Three are stung in their legs and another is missing a finger-tip bitten off by one of the many dangerous and deadly creatures of the Immanence. Several have seen and been enlivened by the sight of one of the thousand-toothed leviathans of the deep passing so near, it had almost taken notice of them. All of them know, and more than that they ‘feel’ the exhilaration which comes with understanding that they are fortunate to be alive.
They know it. After they have treated and bandaged their wounds, they feast with their adoring and lustful girlfriends who have waited patiently for them on the beach. All the other, meeker young men rest fitfully in their homes, overhearing this. They are still as yet unwilling to join in the game. Some of them have women, many do not. None of their women are as stirred up as the young women of the ‘Free-Floaters’. The sound of the ‘Free-Floaters’ love following their fire-light feast, carries through the village. It sounds very satisfying.
My woman, she who is still with me after Hanna passed away from a disease we can’t treat here, turns in her sleep and listens. She holds my hand and squeezes it tightly and listens to them, closely.
An interesting trend has continued... The ‘Free-Floaters’ have wrecked a couple of the Moai so far this year. They usually do. They don’t seem likely to stop it, and strangely enough no one is inclined to challenge them on this. The elders from the prosperous ‘farmers’ side of the island whine about it, but their arguments seem pale to those they try to convince, that we are losing items of historical significance. ‘You call that history?’ one of the eldest men was heard to reply, silencing many others.
The threat of war seems to be diminishing with these ‘Free-Floating’ excursions. At first the connection was not entirely clear. The danger of running out of food and of being subject to the changing nature of this place is still very real, even for the prosperous side of the island. They are not immune to the changes, only more resilient. Yet, if we are hit hard enough- they too may fall into ruin. I believe they understand this, very well. Their confidence on the surface is only well-hidden fear. And it is a justified fear.
But something has happened.
Something... some realization is there that wasn’t before. I didn’t see it clearly myself until the morning I awoke, and I saw them...
The Free-Floaters, were down on the beach.
The remains of several chopped-up wooden Moai, lay at their feet. Parts of their own houses were taken apart, and had been dragged there to use as building material.
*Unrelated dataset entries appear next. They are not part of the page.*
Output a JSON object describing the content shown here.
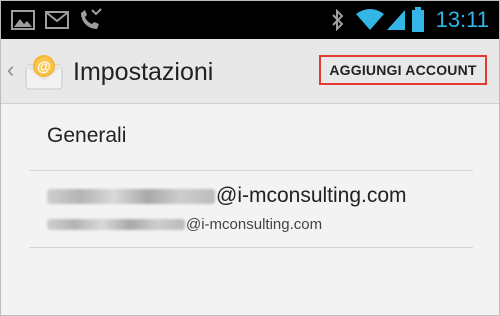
{
  "status_bar": {
    "time": "13:11",
    "icons": [
      "picture-icon",
      "gmail-icon",
      "missed-call-icon",
      "bluetooth-icon",
      "wifi-icon",
      "signal-icon",
      "battery-icon"
    ],
    "accent_color": "#33b5e5"
  },
  "action_bar": {
    "title": "Impostazioni",
    "add_account_label": "AGGIUNGI ACCOUNT",
    "highlight_color": "#e53935"
  },
  "list": {
    "general_label": "Generali",
    "account": {
      "email_suffix": "@i-mconsulting.com",
      "display_suffix": "@i-mconsulting.com"
    }
  }
}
They were hammering. They were nailing together a vessel... A boat of scale... and presence. A ship that would be large enough to carry as many as would dare to travel in it.
They were working on it, together. Many of the young women working on it are from the other side of the island. Their relationships have crossed that boundary with the energy and persistence of youth. The elders on both sides of the island have grown weary of fighting against it, and it now appears this is for the good of those elders as well as these young people.
For you see...
The young men- were using nails... nails fashioned and hammered from the metal of broken pieces of worn-out technology. Nails that had been shaped in the fire-light- late at night. They were readying the ship for the Immanence.
Their young women stretched out a sail they had made from their old and faded clothing; the cast-off garments of their youth.
And in understanding of that which was to come, that which inevitably must be... I turned to my woman... She was standing at my side...
I took her hand. I squeezed it gently, with fading strength... and smiled.